Constraints of the maximum mass of quark stars based on post-merger evolutions
Zhou, Yurui
We semi-analytically investigate the post-merger evolution of the binary quark star merger. The effective-one-body method is employed to estimate the energy and angular momentum dissipation due to gravitational waves in the inspiral phase. Three major mechanisms of energy and angular momentum dissipation are considered in the post-merger phase: mass outflow, neutrinos and gravitational waves. The fraction of each mechanism could be determined by baryon number, energy and angular momentum conservation laws as well as the equilibrium model for rotating quark stars.
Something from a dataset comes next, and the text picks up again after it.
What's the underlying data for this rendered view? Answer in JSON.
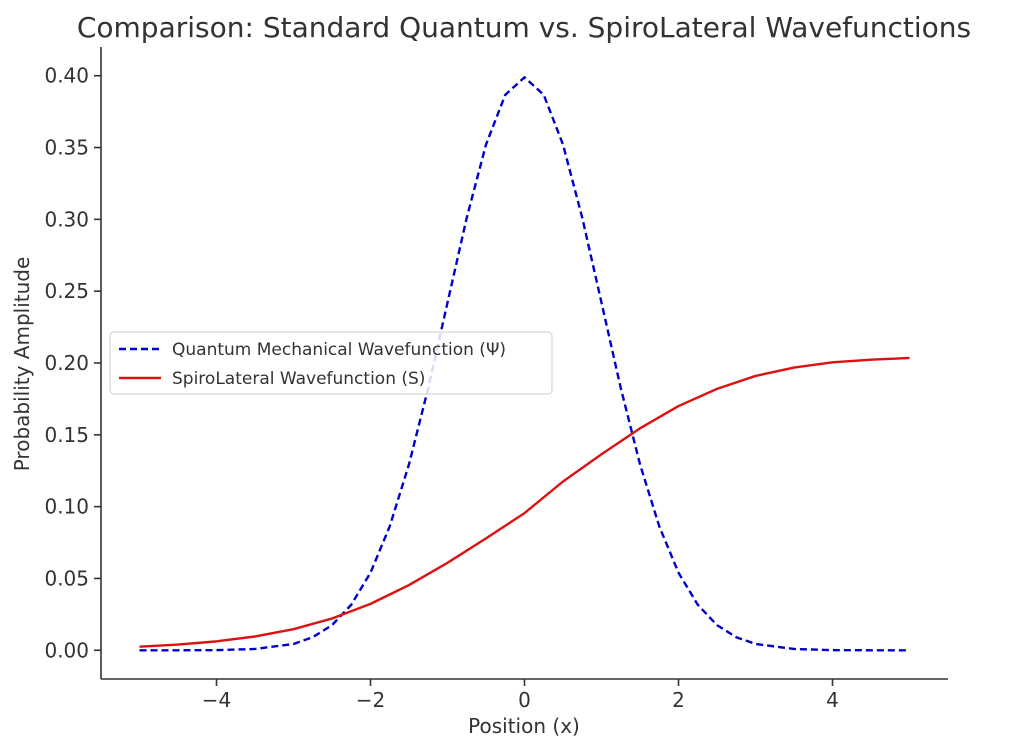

Applying this analysis to the GW170817 event suggests two important conclusions: 1) a remnant quark star whose mass is smaller than the maximum mass of a uniformly rotating quark star can collapse in a short timescale as the angular momentum contained in the remnant quark star might not be large enough to reach the mass shedding limit; 2) considering a general quark star equation of state model, a constraint on the maximum mass of cold and non-rotating quark stars is found as $M_{\mathrm{TOV}}\lesssim2.34\,M_{\odot}$, assuming a delayed collapse occurred for the GW170817 event. These constraints could be improved with future merger events, once there are more evidences on its post-merger evolution channel or information on the amount of post-merger gravitational wave and neutrino emissions inferred from the multi-messenger observations.